The windows are boarded up inside in the Morris Brown College classroom where W.E.B. DuBois wrote “A Litany of Atlanta” in 1906 in response to the Atlanta Race Massacre.
Fountain Hall, nearly 140 years old, has sat dormant and decaying for more than a decade.
But there is hope.
The private college received $500,000 from the National Park Service Historically Black Colleges and Universities Grant Program to start the process of restoring all of the windows in the building, including two stained glass windows honoring Atlanta University’s Founder Reverend E. A. Ware and his wife Jane Twichwell Ware.
Last year, the college received $500,000 from the park service to repair the building’s roof, iconic bell tower and clock face.
Credit: Photo by Stan Coleman
Credit: Photo by Stan Coleman
“Fountain Hall is our iconic symbol of strength and perseverance,” said the college’s president, Kevin James. “Students who went to Morris Brown experienced so many milestones in that building. We are going to need that building.”

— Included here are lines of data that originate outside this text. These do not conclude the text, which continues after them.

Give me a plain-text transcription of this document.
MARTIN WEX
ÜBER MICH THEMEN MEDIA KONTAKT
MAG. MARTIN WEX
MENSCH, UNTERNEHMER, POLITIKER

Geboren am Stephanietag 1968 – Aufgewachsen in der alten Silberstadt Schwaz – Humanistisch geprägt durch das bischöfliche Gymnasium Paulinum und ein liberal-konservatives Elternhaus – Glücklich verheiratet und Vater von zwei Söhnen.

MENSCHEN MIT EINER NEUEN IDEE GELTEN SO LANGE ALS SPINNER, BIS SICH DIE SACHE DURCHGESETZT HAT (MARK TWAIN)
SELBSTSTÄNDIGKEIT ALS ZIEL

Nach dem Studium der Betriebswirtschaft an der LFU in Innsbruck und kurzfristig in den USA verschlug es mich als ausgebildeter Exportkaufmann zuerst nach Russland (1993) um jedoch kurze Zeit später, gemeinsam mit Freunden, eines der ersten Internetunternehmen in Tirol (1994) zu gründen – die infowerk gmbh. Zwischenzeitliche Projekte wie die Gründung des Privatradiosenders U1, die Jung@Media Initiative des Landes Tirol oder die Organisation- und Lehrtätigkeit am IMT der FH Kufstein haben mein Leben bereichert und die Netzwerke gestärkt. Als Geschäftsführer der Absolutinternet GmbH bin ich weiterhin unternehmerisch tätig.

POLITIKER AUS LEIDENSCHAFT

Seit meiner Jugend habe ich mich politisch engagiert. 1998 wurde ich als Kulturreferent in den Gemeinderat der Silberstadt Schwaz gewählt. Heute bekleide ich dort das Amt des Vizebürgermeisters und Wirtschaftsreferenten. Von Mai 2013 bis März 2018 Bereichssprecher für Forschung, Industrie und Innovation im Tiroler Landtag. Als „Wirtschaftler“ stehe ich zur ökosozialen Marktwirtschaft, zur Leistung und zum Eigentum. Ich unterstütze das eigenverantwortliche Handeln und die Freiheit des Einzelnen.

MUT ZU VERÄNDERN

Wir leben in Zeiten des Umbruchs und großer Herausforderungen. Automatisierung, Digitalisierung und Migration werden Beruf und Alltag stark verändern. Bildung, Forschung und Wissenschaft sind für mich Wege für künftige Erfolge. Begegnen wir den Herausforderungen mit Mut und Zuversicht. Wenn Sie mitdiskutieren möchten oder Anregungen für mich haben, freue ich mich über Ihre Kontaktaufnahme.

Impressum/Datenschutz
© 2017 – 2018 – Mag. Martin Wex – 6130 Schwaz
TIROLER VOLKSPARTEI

Once a key member of the Atlanta University Center, Morris Brown College became a shell of its former self after losing its Southern Association of Colleges and Schools accreditation in 2003 because of financial mismanagement. The school filed for bankruptcy in 2012.
Loss of accreditation meant the loss of federal funding, which meant the loss of students who depended on financial aid. At its peak, Morris Brown had a student body of 2,700 students in the mid-1990s.
Now, 75 students are enrolled there — an improvement over the 20 it had in 2019. This past spring, the Virginia-based accreditation agency Transnational Association of Christian Colleges and Schools approved Morris Brown’s application for candidacy status, though the school is not yet accredited.
“But we are restoring Morris Brown one brick at a time,” said James.
Founded in 1881 by the Georgia Conference of the African Methodist Episcopal Church and named for one of its bishops, Morris Brown was the first institution of higher education in Georgia created by Black people for Black people.
Credit: alyssa.pointer@ajc.com
Credit: alyssa.pointer@ajc.com
Fountain Hall, originally named Stone Hall, was built in 1882 by Atlanta University on the crest of Diamond Hill, one of the highest points in the city. The four-sided clock atop Fountain Hall can be seen for miles and rang every hour.
Atlanta University used the three-story, red brick, High Victorian-style building from 1882 until 1929 primarily as an administration building, chapel and library.
Du Bois’ office, which he maintained from 1897 to 1910 while teaching at Atlanta University, was in Fountain Hall. It was made a National Historic Landmark in 1975.
Credit: BEN GRAY / AJC
Credit: BEN GRAY / AJC
Inside the building today, the rooms are littered with peeling paint, shattered windows and dead squirrels. What hasn’t been vandalized has deteriorated in the years since the building was functional.
The windows project could total as much as $1 million, and the school still has to raise millions more to completely restore Fountain Hall, said R. Candy Tate, who wrote the grant as the chair of the Hallowed Grounds Committee of the Atlanta Branch of the Association for the Study of African American Life and History.
“In the grand scheme of things, we have raised a lot of money in grants, but this is a $30 million project,” Tate said.
In May, the college announced that Chick-fil-A was awarding Morris Brown $500,000 to train student leaders.
There are also nascent plans for Hilton to build a hotel on campus. And, maybe one day, Morris Brown will rejoin the Atlanta University Center Consortium, a collective of the city’s historically Black colleges.
In 2019, Morris Brown was awarded $75,000 by the National Trust for Historic Preservation to hire consultants to advise on raising funds for the restoration of Fountain Hall
“We are hopeful,” James said. “We believe that, as we are showing our resurrection, corporate donors will begin pouring in for Fountain Hall, because they will see a good project.”
On October 23, they will hear it.
In the middle of a raging pandemic and without a football program or even electricity in Fountain Hall, Morris Brown plans to hold homecoming, the annual return of alumni to campus that Black colleges look forward to all year.
For the first time in more than two decades, the bell enclosed in the clock with four new faces will ring out across Diamond Hill.
“That bell hasn’t been heard in 25 years,” James said. “It would mean so much to so many.”